Rapha
- Traded as: Rapha Performance Roadwear
- Industry: Sporting goods
- Founded: 2004; 22 years ago
- Founders: Simon Mottram; Luke Scheybeler;
- Headquarters: London, England
- Area served: Worldwide
- Key people: Francois Convercey (CEO)
- Products: Clothing, accessories, skin care, cafés, Books
- Website: rapha.cc

= Rapha (sportswear) =

Sportswear and lifestyle brand

Rapha Performance Roadwear is a cycling lifestyle brand focused on road bicycle racing and mountain biking clothing and accessories. Rapha has its headquarters in London and a United States office in Bentonville, Arkansas.

==History==
The company was started in London in early 2004 by Simon Mottram and Luke Scheybeler. Its first products were launched in July of the same year. The name Rapha was taken from the 1960s cycling team Rapha, itself named after the apéritif drink company Saint-Raphaël.

In 2007, Rapha partnered with British designer Paul Smith to create a range of cycle clothing and accessories. In 2016, it collaborated with bikepacking designer Apidura on a range of cycling luggage.

In August 2017, RZC Investments, a company set up by Steuart Walton, announced that it would buy Rapha for £200m.

In February 2020, Rapha announced that it would move its North American headquarters from Portland, Oregon to Bentonville, Arkansas.

In the same year, Rapha collaborated with Palace Skateboards on a cycling kit for professional cycling team EF Education–EasyPost at the 2020 Giro d'Italia.

In 2021, Rapha entered the mountain bike market, launching its first range of mountain biking clothing in collaboration with Smith on a line of helmets.

== Organizations and venues ==
In 2015, Rapha developed an international cycling club called the Rapha Cycling Club (RCC), whose members get benefits with the company.

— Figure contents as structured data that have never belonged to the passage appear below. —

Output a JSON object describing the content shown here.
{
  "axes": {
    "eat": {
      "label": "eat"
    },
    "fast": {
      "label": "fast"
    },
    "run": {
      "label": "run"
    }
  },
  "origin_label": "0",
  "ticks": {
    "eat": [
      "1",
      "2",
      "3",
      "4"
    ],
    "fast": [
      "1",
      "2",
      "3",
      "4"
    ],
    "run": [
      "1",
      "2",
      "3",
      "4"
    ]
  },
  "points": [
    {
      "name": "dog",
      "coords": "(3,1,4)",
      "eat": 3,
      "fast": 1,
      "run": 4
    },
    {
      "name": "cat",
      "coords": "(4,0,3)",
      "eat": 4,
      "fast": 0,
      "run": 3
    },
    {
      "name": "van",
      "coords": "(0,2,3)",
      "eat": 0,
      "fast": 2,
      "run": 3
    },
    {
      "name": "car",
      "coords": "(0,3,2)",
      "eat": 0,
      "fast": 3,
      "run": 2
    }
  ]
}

Today, it has over 20,000 members.

Rapha has about 21 international stores throughout North America, Europe, Asia and Oceania. They are called "clubhouses."

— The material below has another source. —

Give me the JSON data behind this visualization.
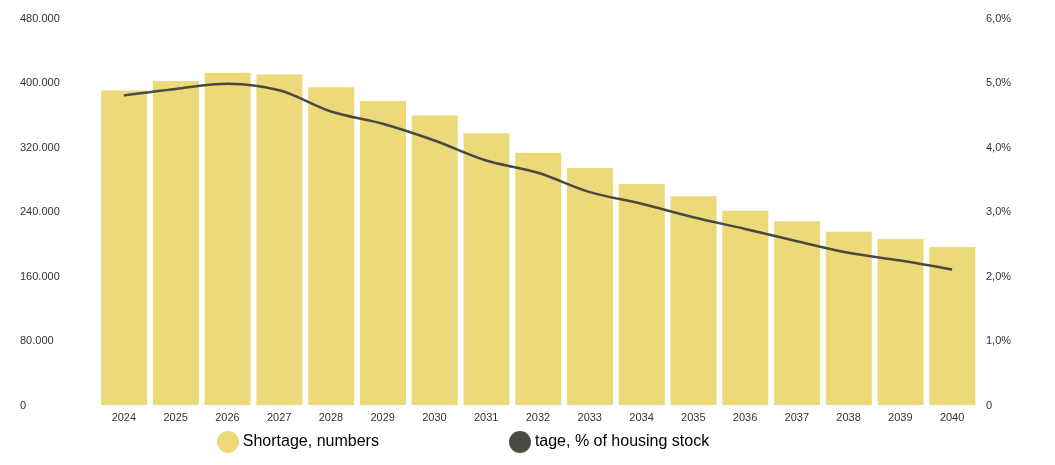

The Rapha Foundation was created in 2019 by Rapha co-founder Simon Mottram and shareholders Tom and Steuart Walton to fund various non-profit cycling organizations, and to introduce cycling to a wider audience. It provides $1.5 million a year in funding, and supports non-profits in the UK, United States, Germany, Australia and Japan.

==Sponsorships==
In August 2012, Rapha announced that from 2013 it would be producing the clothing for the British cycling team, Team Sky. On 3 November 2015 it announced that its Team Sky sponsorship would end after the 2016 season.

In 2015, Rapha announced it would begin supplying clothing to the UCI Women's WorldTour team Canyon-SRAM. However, in 2022, Canyon-SRAM said it would drop Rapha as its clothing outfitters. EF Education First started wearing Rapha clothing in the 2019 race season, alongside UCI Men's WorldTour team EF Education–EasyPost.

In 2022, Rapha became a supporter of the UCI Women's WorldTour team EF Education–Tibco–SVB.

Rapha also sponsors UCI Continental cycling teams L39ION of Los Angeles and Roxsolt Liv SRAM, and professional cyclists Lael Wilcox, Maghalie Rochette, and Sarah Sturm.